One of the ways to build brand identity in fashion is to create strong customer recognition of a particular color as a signature of the brand. That has value across all lines of commerce. We can be sure, for instance, that no one will consider starting a worldwide package delivery service that uses solid-brown trucks and driver uniforms. In fashion, there are many examples, from Tory Burch’s orange doors to the red outsoles of Christian Louboutin footwear—the latter of which became the subject of important litigation in the United States.
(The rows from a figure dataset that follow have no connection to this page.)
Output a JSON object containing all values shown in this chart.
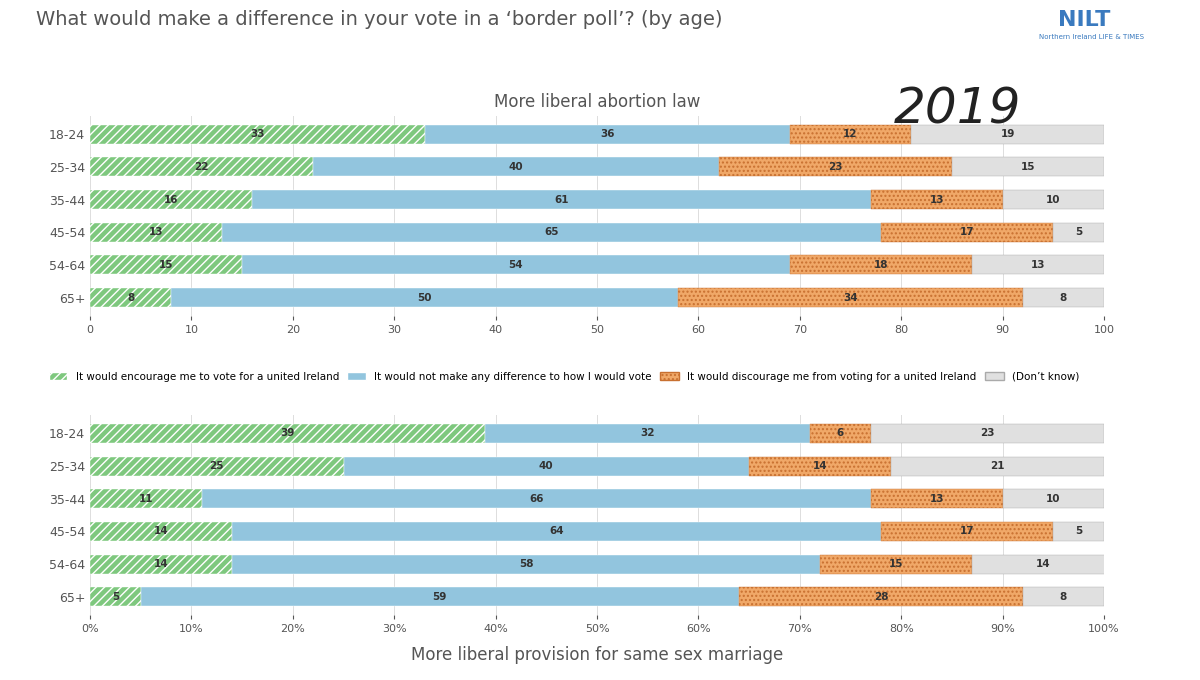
{
  "title": "What would make a difference in your vote in a ‘border poll’? (by age)",
  "year": "2019",
  "chart1_subtitle": "More liberal abortion law",
  "chart2_subtitle": "More liberal provision for same sex marriage",
  "age_groups": [
    "18-24",
    "25-34",
    "35-44",
    "45-54",
    "54-64",
    "65+"
  ],
  "chart1_data": {
    "encourage": [
      33,
      22,
      16,
      13,
      15,
      8
    ],
    "no_difference": [
      36,
      40,
      61,
      65,
      54,
      50
    ],
    "discourage": [
      12,
      23,
      13,
      17,
      18,
      34
    ],
    "dont_know": [
      19,
      15,
      10,
      5,
      13,
      8
    ]
  },
  "chart2_data": {
    "encourage": [
      39,
      25,
      11,
      14,
      14,
      5
    ],
    "no_difference": [
      32,
      40,
      66,
      64,
      58,
      59
    ],
    "discourage": [
      6,
      14,
      13,
      17,
      15,
      28
    ],
    "dont_know": [
      23,
      21,
      10,
      5,
      14,
      8
    ]
  },
  "colors": {
    "encourage": "#7ec87e",
    "no_difference": "#92c5de",
    "discourage": "#f0a868",
    "dont_know": "#e0e0e0"
  },
  "legend_labels": [
    "It would encourage me to vote for a united Ireland",
    "It would not make any difference to how I would vote",
    "It would discourage me from voting for a united Ireland",
    "(Don’t know)"
  ],
  "background_color": "#ffffff",
  "title_color": "#555555",
  "bar_label_color": "#333333",
  "ytick_color": "#555555",
  "nilt_color": "#3a7abf"
}
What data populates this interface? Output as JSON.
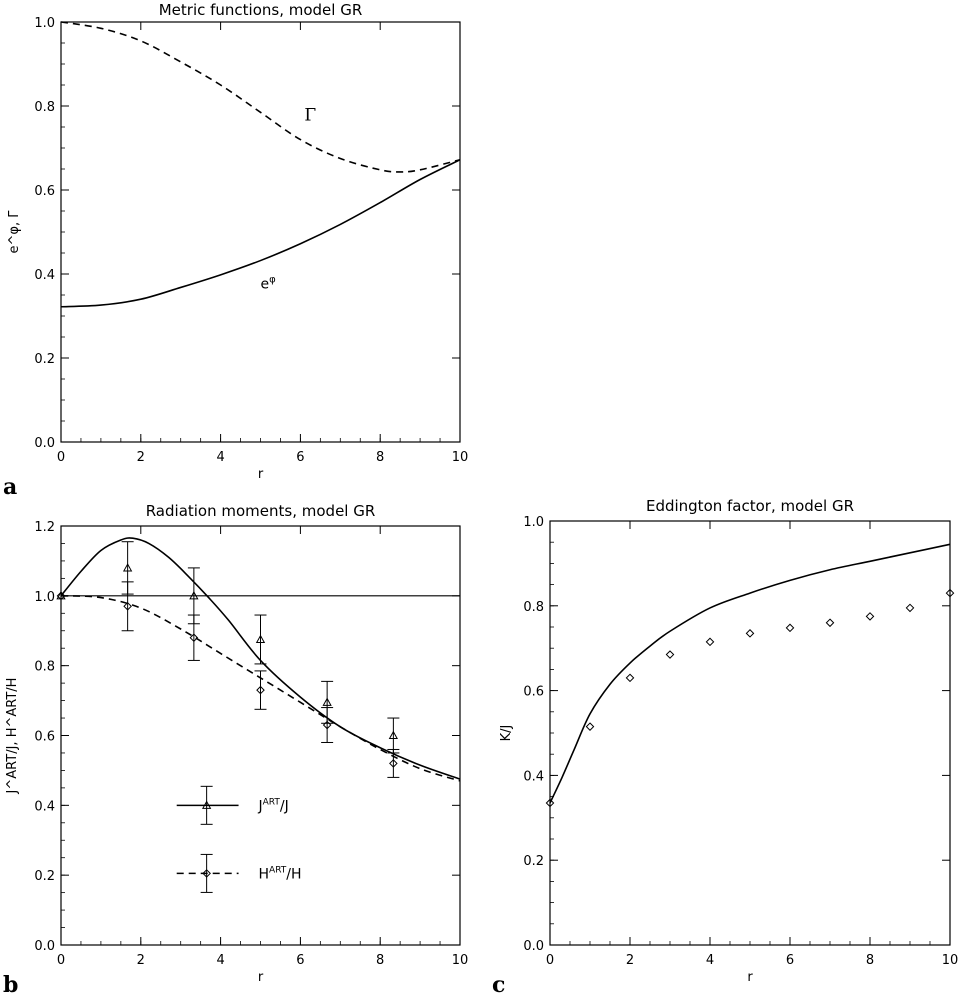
{
  "chart_data": [
    {
      "panel_label": "a",
      "type": "line",
      "title": "Metric functions, model GR",
      "xlabel": "r",
      "ylabel": "e^φ, Γ",
      "xlim": [
        0,
        10
      ],
      "ylim": [
        0,
        1
      ],
      "xticks": [
        "0",
        "2",
        "4",
        "6",
        "8",
        "10"
      ],
      "yticks": [
        "0.0",
        "0.2",
        "0.4",
        "0.6",
        "0.8",
        "1.0"
      ],
      "grid": false,
      "series": [
        {
          "name": "Γ",
          "style": "dashed",
          "x": [
            0,
            1,
            2,
            3,
            4,
            5,
            6,
            7,
            8,
            8.5,
            9,
            10
          ],
          "y": [
            1.0,
            0.985,
            0.955,
            0.905,
            0.85,
            0.785,
            0.72,
            0.675,
            0.648,
            0.643,
            0.648,
            0.672
          ]
        },
        {
          "name": "e^φ",
          "style": "solid",
          "x": [
            0,
            1,
            2,
            3,
            4,
            5,
            6,
            7,
            8,
            9,
            10
          ],
          "y": [
            0.322,
            0.326,
            0.34,
            0.368,
            0.398,
            0.432,
            0.472,
            0.518,
            0.57,
            0.625,
            0.672
          ]
        }
      ]
    },
    {
      "panel_label": "b",
      "type": "line",
      "title": "Radiation moments, model GR",
      "xlabel": "r",
      "ylabel": "J^ART/J, H^ART/H",
      "xlim": [
        0,
        10
      ],
      "ylim": [
        0,
        1.2
      ],
      "xticks": [
        "0",
        "2",
        "4",
        "6",
        "8",
        "10"
      ],
      "yticks": [
        "0.0",
        "0.2",
        "0.4",
        "0.6",
        "0.8",
        "1.0",
        "1.2"
      ],
      "grid": false,
      "reference_line_y": 1.0,
      "legend": {
        "placement": "lower-left",
        "entries": [
          {
            "series": "J",
            "label_main": "J",
            "label_sup": "ART",
            "label_tail": "/J"
          },
          {
            "series": "H",
            "label_main": "H",
            "label_sup": "ART",
            "label_tail": "/H"
          }
        ]
      },
      "series": [
        {
          "name": "J^ART/J",
          "style": "solid",
          "x": [
            0,
            0.5,
            1,
            1.5,
            1.8,
            2.2,
            2.7,
            3.2,
            3.7,
            4.2,
            5,
            6,
            7,
            8,
            9,
            10
          ],
          "y": [
            1.0,
            1.07,
            1.13,
            1.16,
            1.165,
            1.15,
            1.11,
            1.055,
            0.995,
            0.93,
            0.815,
            0.71,
            0.625,
            0.565,
            0.515,
            0.475
          ],
          "points": {
            "marker": "triangle",
            "x": [
              0,
              1.67,
              3.33,
              5.0,
              6.67,
              8.33
            ],
            "y": [
              1.0,
              1.08,
              1.0,
              0.875,
              0.695,
              0.6
            ],
            "err": [
              0,
              0.075,
              0.08,
              0.07,
              0.06,
              0.05
            ]
          }
        },
        {
          "name": "H^ART/H",
          "style": "dashed",
          "x": [
            0,
            1,
            2,
            3,
            4,
            5,
            6,
            7,
            8,
            9,
            10
          ],
          "y": [
            1.0,
            0.995,
            0.965,
            0.905,
            0.835,
            0.765,
            0.695,
            0.625,
            0.56,
            0.505,
            0.47
          ],
          "points": {
            "marker": "diamond",
            "x": [
              0,
              1.67,
              3.33,
              5.0,
              6.67,
              8.33
            ],
            "y": [
              1.0,
              0.97,
              0.88,
              0.73,
              0.63,
              0.52
            ],
            "err": [
              0,
              0.07,
              0.065,
              0.055,
              0.05,
              0.04
            ]
          }
        }
      ]
    },
    {
      "panel_label": "c",
      "type": "line",
      "title": "Eddington factor, model GR",
      "xlabel": "r",
      "ylabel": "K/J",
      "xlim": [
        0,
        10
      ],
      "ylim": [
        0,
        1
      ],
      "xticks": [
        "0",
        "2",
        "4",
        "6",
        "8",
        "10"
      ],
      "yticks": [
        "0.0",
        "0.2",
        "0.4",
        "0.6",
        "0.8",
        "1.0"
      ],
      "grid": false,
      "series": [
        {
          "name": "K/J",
          "style": "solid",
          "x": [
            0,
            0.3,
            0.6,
            1,
            1.5,
            2,
            2.5,
            3,
            4,
            5,
            6,
            7,
            8,
            9,
            10
          ],
          "y": [
            0.335,
            0.395,
            0.46,
            0.545,
            0.615,
            0.665,
            0.705,
            0.74,
            0.795,
            0.83,
            0.86,
            0.885,
            0.905,
            0.925,
            0.945
          ]
        },
        {
          "name": "points",
          "style": "markers",
          "marker": "diamond",
          "x": [
            0,
            1,
            2,
            3,
            4,
            5,
            6,
            7,
            8,
            9,
            10
          ],
          "y": [
            0.335,
            0.515,
            0.63,
            0.685,
            0.715,
            0.735,
            0.748,
            0.76,
            0.775,
            0.795,
            0.83
          ]
        }
      ]
    }
  ]
}
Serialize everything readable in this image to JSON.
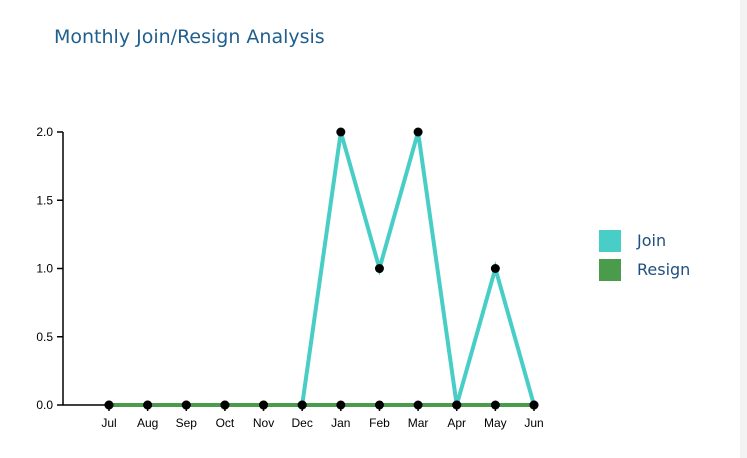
{
  "chart_data": {
    "type": "line",
    "title": "Monthly Join/Resign Analysis",
    "categories": [
      "Jul",
      "Aug",
      "Sep",
      "Oct",
      "Nov",
      "Dec",
      "Jan",
      "Feb",
      "Mar",
      "Apr",
      "May",
      "Jun"
    ],
    "series": [
      {
        "name": "Join",
        "color": "#48cec6",
        "values": [
          0,
          0,
          0,
          0,
          0,
          0,
          2,
          1,
          2,
          0,
          1,
          0
        ]
      },
      {
        "name": "Resign",
        "color": "#4a9c4c",
        "values": [
          0,
          0,
          0,
          0,
          0,
          0,
          0,
          0,
          0,
          0,
          0,
          0
        ]
      }
    ],
    "ylim": [
      0,
      2
    ],
    "yticks": [
      "0.0",
      "0.5",
      "1.0",
      "1.5",
      "2.0"
    ],
    "xlabel": "",
    "ylabel": "",
    "grid": false,
    "legend_position": "right",
    "marker_color": "#000000"
  }
}
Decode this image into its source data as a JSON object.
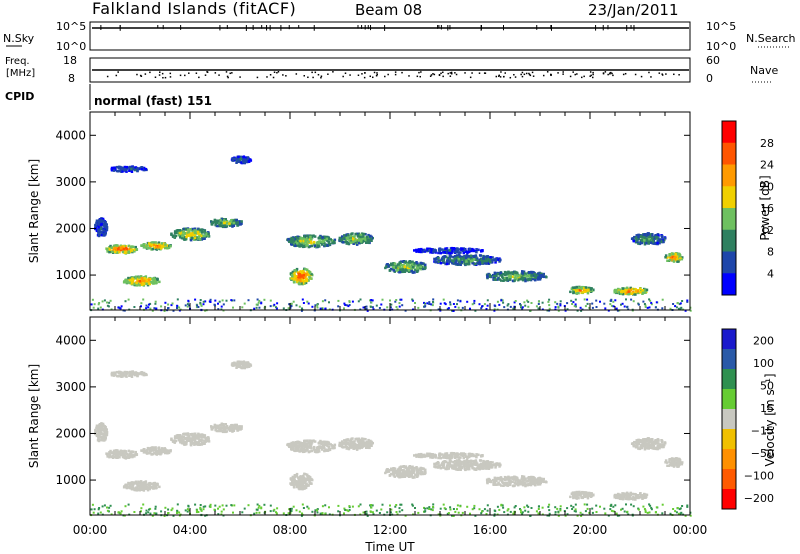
{
  "header": {
    "station": "Falkland Islands (fitACF)",
    "beam": "Beam 08",
    "date": "23/Jan/2011"
  },
  "small_panels": {
    "nsky_label": "N.Sky",
    "nsky_ticks": [
      "10^5",
      "10^0"
    ],
    "nsearch_label": "N.Search",
    "nsearch_ticks": [
      "10^5",
      "10^0"
    ],
    "freq_label": [
      "Freq.",
      "[MHz]"
    ],
    "freq_ticks": [
      "18",
      "8"
    ],
    "nave_label": "Nave",
    "nave_ticks": [
      "60",
      "0"
    ],
    "cpid_label": "CPID",
    "cpid_text": "normal (fast) 151"
  },
  "colors": {
    "power_scale": [
      "#0000ff",
      "#1e46aa",
      "#2f8060",
      "#6ec060",
      "#f0d000",
      "#ff9a00",
      "#ff5500",
      "#ff0000"
    ],
    "velocity_scale": [
      "#1a1acc",
      "#2a5aa8",
      "#2f9050",
      "#66cc33",
      "#c8c8c0",
      "#f0c000",
      "#ff9000",
      "#ff5a00",
      "#ff0000"
    ],
    "ground_scatter": "#c8c8c0"
  },
  "chart_data": [
    {
      "type": "heatmap",
      "name": "power",
      "ylabel": "Slant Range [km]",
      "yticks": [
        "1000",
        "2000",
        "3000",
        "4000"
      ],
      "ylim": [
        250,
        4500
      ],
      "xticks": [
        "00:00",
        "04:00",
        "08:00",
        "12:00",
        "16:00",
        "20:00",
        "00:00"
      ],
      "xlim_hours": [
        0,
        24
      ],
      "colorbar": {
        "label": "Power [dB]",
        "ticks": [
          "4",
          "8",
          "12",
          "16",
          "20",
          "24",
          "28"
        ],
        "range": [
          0,
          32
        ]
      },
      "regions": [
        {
          "t": 1.2,
          "r": 1580,
          "dt": 1.4,
          "dr": 180,
          "v": 27
        },
        {
          "t": 2.6,
          "r": 1650,
          "dt": 1.2,
          "dr": 160,
          "v": 25
        },
        {
          "t": 2.0,
          "r": 900,
          "dt": 1.5,
          "dr": 200,
          "v": 26
        },
        {
          "t": 4.0,
          "r": 1900,
          "dt": 1.6,
          "dr": 260,
          "v": 20
        },
        {
          "t": 5.4,
          "r": 2150,
          "dt": 1.3,
          "dr": 180,
          "v": 17
        },
        {
          "t": 8.4,
          "r": 1000,
          "dt": 0.9,
          "dr": 340,
          "v": 28
        },
        {
          "t": 8.8,
          "r": 1750,
          "dt": 2.0,
          "dr": 250,
          "v": 18
        },
        {
          "t": 10.6,
          "r": 1800,
          "dt": 1.4,
          "dr": 250,
          "v": 17
        },
        {
          "t": 12.6,
          "r": 1200,
          "dt": 1.7,
          "dr": 250,
          "v": 17
        },
        {
          "t": 15.0,
          "r": 1350,
          "dt": 2.8,
          "dr": 220,
          "v": 12
        },
        {
          "t": 17.0,
          "r": 1000,
          "dt": 2.5,
          "dr": 220,
          "v": 15
        },
        {
          "t": 19.6,
          "r": 700,
          "dt": 1.0,
          "dr": 150,
          "v": 25
        },
        {
          "t": 21.6,
          "r": 680,
          "dt": 1.4,
          "dr": 150,
          "v": 26
        },
        {
          "t": 23.3,
          "r": 1400,
          "dt": 0.7,
          "dr": 200,
          "v": 27
        },
        {
          "t": 22.3,
          "r": 1800,
          "dt": 1.4,
          "dr": 250,
          "v": 12
        },
        {
          "t": 1.5,
          "r": 3300,
          "dt": 1.5,
          "dr": 120,
          "v": 8
        },
        {
          "t": 6.0,
          "r": 3500,
          "dt": 0.8,
          "dr": 150,
          "v": 8
        },
        {
          "t": 14.3,
          "r": 1550,
          "dt": 2.8,
          "dr": 110,
          "v": 6
        },
        {
          "t": 0.4,
          "r": 2050,
          "dt": 0.5,
          "dr": 400,
          "v": 8
        }
      ]
    },
    {
      "type": "heatmap",
      "name": "velocity",
      "ylabel": "Slant Range [km]",
      "yticks": [
        "1000",
        "2000",
        "3000",
        "4000"
      ],
      "ylim": [
        250,
        4500
      ],
      "xticks": [
        "00:00",
        "04:00",
        "08:00",
        "12:00",
        "16:00",
        "20:00",
        "00:00"
      ],
      "xlabel": "Time UT",
      "xlim_hours": [
        0,
        24
      ],
      "colorbar": {
        "label": "Velocity [m s⁻¹]",
        "ticks": [
          "200",
          "100",
          "50",
          "15",
          "−15",
          "−50",
          "−100",
          "−200"
        ],
        "range": [
          -250,
          250
        ]
      }
    }
  ]
}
In the Louboutin case, Louboutin v. Yves Saint Laurent Am. Holding, 696 F.3d 206 (2d Cir. 2013), the Second Circuit Court of Appeals held that Louboutin could retain its trademark registration for red lacquered outsoles for “women’s high fashion designer footwear” in which the outsole and upper were of contrasting colors. What that means is that, if your competing shoes are monochrome, as was the YSL style (which had a red heel and insole as well), you can use red lacquered outsoles. But for all other such footwear, Louboutin owns the exclusive right in the United States to use lacquered red for outsoles. Both sides in the case were therefore able to claim victory: the particular Yves Saint Laurent style did not infringe the Louboutin trademark because it was indeed all red, but the Louboutin trademark was not stricken from the register, simply limited to what Louboutin has mostly been doing all long—which is to put lacquered red outsoles on women’s footwear with contrasting uppers.

It is not often that litigation ends in such a win-win scenario, but the message remains the same in any situation: If you have an important color that you believe is part of your brand’s “signature,” work with counsel to structure efforts to seek protection of that color as an element of both a trademark (a brand identifier in the form of words and logotypes) and trade dress (a brand identifier in the form of particular elements of product packaging and, with a bit more effort, the products themselves).

There are related issues. One is the color spectrum: if you are claiming the color blue, what range between blue-tinted white to midnight blue, on one hand, and green-blue to gray-blue, on the other, are you claiming as your true blue? Another issue is the business spectrum: what are the product categories and the markets (by type of customer, price point, etc.) for which you are claiming exclusivity for your color? And as the Louboutin case shows us, much may ride on the positioning of your “signature” color on products (and packaging) and your ability to prove that the marketplace understands that the signature is yours alone.

The takeaway from all this remains much the same as with other questions concerning branding in the fashion and accessories sectors: marketers should work closely with lawyers and get them involved as early as possible in the decisions that they make.